Mas Ifrin Fittock, CEO da Sisterworks, diz que no final do ano passado, um grupo de nove formandos encontrou-se numa situação para a qual nem eles nem os seus professores se tinham preparado.
“Ficamos realmente surpresos quando, no final do ano passado, enviamos cerca de nove irmãs para uma entrevista e elas não conseguiram, não passaram na entrevista. Após investigação, descobrimos que elas não estavam sendo entrevistadas cara a cara, na verdade estavam sendo entrevistadas por meio de vídeos que cortavam as entrevistas de IA, e como nunca haviam sido expostas a isso antes, acho que elas simplesmente falharam porque não sabem o que fazer.
Sua experiência não é única: os candidatos a emprego estão cada vez mais compartilhando suas próprias experiências com as chamadas entrevistas de “roubo” nas redes sociais.
HOMEM: “Olá.”
ROBÔ: “Olá, muito obrigado por participar da entrevista de hoje. Estou muito animado para falar com você e saber mais sobre você.”
Entrevistas “robóticas” ocorrem quando um candidato é entrevistado por um sistema de inteligência artificial em vez de um humano.
Fittock diz que este estilo de entrevista pode adicionar barreiras adicionais para requerentes de migrantes e refugiados.
“Os desafios desse recrutamento ou entrevista por IA para algumas de nossas irmãs é, antes de tudo, o inglês não ser sua primeira língua, mas também o nível de alfabetização digital que elas podem ou não ter porque realmente precisam navegar, além de responder perguntas, elas também precisam navegar com aquele clique de um botão e prestar atenção no cronômetro e em toda aquela pressão que realmente aumenta, principalmente quando você vê o relógio correndo na sua frente.
Em 2024, 43% das organizações utilizarão a IA “moderadamente” nas suas contratações, enquanto 19% utilizarão a tecnologia “extensivamente” na contratação de novos funcionários.
Isso está de acordo com o relatório Australian Responsible AI, que detalha como as empresas australianas estão rastreando as práticas de IA.
À medida que os empregadores adotam cada vez mais a IA, o treinamento em entrevistas em vídeo agora faz parte do curso de carreira da Sisterworks.
Fatemeh Hazrati, originária do Irão, está entre os que actualmente participam no programa.
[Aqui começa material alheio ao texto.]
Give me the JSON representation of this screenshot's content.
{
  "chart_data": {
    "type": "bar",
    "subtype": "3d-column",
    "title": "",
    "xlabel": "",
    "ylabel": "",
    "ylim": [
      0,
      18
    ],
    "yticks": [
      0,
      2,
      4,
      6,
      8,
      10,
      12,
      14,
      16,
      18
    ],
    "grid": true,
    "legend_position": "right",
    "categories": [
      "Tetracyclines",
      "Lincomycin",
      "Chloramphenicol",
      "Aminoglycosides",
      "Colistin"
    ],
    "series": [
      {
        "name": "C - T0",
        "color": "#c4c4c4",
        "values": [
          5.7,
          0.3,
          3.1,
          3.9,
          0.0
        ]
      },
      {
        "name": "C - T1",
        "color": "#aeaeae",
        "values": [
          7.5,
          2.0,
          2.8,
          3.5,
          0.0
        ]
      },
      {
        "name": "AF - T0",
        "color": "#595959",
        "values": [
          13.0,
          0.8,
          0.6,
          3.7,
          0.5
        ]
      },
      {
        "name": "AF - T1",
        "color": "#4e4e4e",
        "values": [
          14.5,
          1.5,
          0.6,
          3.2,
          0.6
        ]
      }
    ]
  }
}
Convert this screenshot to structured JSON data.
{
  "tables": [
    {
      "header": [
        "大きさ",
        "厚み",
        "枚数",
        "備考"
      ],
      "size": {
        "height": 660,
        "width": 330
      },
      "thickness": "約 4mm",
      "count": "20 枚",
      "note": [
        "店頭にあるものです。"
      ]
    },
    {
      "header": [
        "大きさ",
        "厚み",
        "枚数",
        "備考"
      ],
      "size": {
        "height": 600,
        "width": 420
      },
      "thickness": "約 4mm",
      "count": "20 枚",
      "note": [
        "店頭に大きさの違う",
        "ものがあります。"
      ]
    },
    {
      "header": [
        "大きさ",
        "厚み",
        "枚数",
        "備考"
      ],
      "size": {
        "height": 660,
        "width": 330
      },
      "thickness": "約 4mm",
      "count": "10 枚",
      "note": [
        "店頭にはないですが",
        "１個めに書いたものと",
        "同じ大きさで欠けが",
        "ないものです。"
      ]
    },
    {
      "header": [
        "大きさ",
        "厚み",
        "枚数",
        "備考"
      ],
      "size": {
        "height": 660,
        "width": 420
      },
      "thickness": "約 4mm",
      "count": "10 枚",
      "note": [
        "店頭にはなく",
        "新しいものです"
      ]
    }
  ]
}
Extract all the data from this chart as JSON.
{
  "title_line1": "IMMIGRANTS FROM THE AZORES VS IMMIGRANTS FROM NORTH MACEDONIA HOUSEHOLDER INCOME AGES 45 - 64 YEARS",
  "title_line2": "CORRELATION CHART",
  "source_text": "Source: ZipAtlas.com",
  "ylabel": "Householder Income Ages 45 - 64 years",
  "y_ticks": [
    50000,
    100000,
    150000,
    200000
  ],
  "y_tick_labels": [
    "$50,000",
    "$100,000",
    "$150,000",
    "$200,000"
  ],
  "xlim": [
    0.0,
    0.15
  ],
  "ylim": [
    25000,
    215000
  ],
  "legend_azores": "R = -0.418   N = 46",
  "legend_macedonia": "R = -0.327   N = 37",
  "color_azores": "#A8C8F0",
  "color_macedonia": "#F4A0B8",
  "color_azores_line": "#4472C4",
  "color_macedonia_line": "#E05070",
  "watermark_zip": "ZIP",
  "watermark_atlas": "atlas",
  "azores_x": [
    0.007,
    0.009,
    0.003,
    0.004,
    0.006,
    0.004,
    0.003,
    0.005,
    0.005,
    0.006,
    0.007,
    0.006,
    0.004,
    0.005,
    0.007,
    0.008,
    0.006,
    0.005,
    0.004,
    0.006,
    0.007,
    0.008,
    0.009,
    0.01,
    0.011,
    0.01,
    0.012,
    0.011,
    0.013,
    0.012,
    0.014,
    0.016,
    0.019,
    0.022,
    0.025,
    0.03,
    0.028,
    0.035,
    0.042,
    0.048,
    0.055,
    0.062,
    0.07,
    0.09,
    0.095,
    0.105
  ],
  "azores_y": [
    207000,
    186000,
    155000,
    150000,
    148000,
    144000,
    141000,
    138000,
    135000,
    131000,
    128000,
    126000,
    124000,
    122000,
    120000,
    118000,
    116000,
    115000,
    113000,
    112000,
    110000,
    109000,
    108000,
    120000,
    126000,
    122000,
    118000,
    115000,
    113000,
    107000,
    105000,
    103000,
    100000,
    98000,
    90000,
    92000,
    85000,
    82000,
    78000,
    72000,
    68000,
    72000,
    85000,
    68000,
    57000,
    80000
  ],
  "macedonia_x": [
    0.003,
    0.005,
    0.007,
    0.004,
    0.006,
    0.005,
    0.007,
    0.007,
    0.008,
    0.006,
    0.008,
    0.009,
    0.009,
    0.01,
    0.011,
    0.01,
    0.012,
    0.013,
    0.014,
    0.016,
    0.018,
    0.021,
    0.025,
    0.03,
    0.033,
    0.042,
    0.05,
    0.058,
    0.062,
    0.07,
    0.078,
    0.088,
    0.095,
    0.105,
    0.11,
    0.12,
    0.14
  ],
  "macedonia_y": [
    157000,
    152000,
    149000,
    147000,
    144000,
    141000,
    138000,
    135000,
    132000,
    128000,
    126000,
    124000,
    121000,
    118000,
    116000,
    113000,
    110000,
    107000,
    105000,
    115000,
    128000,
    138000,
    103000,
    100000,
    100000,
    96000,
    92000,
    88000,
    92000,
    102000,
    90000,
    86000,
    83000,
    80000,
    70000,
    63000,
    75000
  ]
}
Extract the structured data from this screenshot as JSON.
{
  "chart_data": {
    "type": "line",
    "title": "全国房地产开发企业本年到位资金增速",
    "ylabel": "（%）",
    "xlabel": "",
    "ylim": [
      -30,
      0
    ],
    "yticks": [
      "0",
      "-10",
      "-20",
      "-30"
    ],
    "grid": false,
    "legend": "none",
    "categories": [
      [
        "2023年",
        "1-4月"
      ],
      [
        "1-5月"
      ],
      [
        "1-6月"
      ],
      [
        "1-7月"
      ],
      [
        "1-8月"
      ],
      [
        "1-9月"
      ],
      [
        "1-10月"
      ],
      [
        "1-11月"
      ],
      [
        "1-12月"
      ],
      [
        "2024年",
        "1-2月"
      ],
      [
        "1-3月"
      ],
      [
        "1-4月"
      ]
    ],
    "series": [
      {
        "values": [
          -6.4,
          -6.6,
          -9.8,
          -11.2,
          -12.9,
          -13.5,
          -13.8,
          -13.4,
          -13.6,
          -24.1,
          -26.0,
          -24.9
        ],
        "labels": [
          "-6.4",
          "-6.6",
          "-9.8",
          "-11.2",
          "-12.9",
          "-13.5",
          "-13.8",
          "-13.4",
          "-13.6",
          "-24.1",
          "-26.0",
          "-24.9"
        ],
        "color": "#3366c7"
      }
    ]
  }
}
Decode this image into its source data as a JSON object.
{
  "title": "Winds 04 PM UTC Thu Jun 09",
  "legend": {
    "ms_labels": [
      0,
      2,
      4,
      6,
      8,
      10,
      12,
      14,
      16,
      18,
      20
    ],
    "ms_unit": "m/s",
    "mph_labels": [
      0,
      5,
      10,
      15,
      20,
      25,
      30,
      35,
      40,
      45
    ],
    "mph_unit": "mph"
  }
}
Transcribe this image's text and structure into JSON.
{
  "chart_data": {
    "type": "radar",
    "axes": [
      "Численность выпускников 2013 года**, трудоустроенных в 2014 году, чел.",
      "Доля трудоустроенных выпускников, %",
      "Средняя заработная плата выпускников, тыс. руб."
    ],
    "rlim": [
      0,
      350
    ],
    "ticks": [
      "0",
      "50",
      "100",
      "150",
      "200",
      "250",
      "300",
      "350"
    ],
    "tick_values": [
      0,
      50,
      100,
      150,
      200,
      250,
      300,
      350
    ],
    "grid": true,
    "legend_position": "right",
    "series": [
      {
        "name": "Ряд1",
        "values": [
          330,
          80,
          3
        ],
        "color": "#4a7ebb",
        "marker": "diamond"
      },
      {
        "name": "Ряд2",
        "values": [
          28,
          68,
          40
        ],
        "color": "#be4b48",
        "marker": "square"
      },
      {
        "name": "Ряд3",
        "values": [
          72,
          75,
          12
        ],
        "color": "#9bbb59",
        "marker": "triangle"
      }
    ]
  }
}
“A IA tem um efeito muito grande em nossas vidas hoje. Todos nós temos que aprender, (e) (nós) só precisamos nos adaptar a coisas novas e aceitar desafios para aprender coisas novas.”
A IA no recrutamento é frequentemente elogiada pela sua capacidade de poupar tempo e dinheiro.
Mas há preocupações crescentes sobre o seu potencial de discriminação.
A Dra. Natalie Sheard é da Faculdade de Direito da Universidade de Melbourne, Melbourne.
Ele liderou um estudo publicado no início deste mês ((14 de maio)) que sugere que os sistemas de contratação de IA estão criando novas barreiras ao emprego.
“Portanto, podem ser candidatos mais velhos, mulheres, pessoas que falam inglês como segunda língua, candidatos a empregos com deficiência. Na minha pesquisa, ouvi dizer que os sistemas não são acessíveis a candidatos a empregos com deficiência. Ouvi dizer que os sistemas de triagem de currículos usam coisas como lacunas no histórico de trabalho para selecionar candidatos e ter uma lacuna no seu histórico de trabalho é um indicador bem conhecido de gênero, já que as mulheres tendem a ter tempo fora do mercado de trabalho para cuidar da família.”
Também explica como aqueles que têm o inglês como segunda língua podem estar em desvantagem nas entrevistas em vídeo.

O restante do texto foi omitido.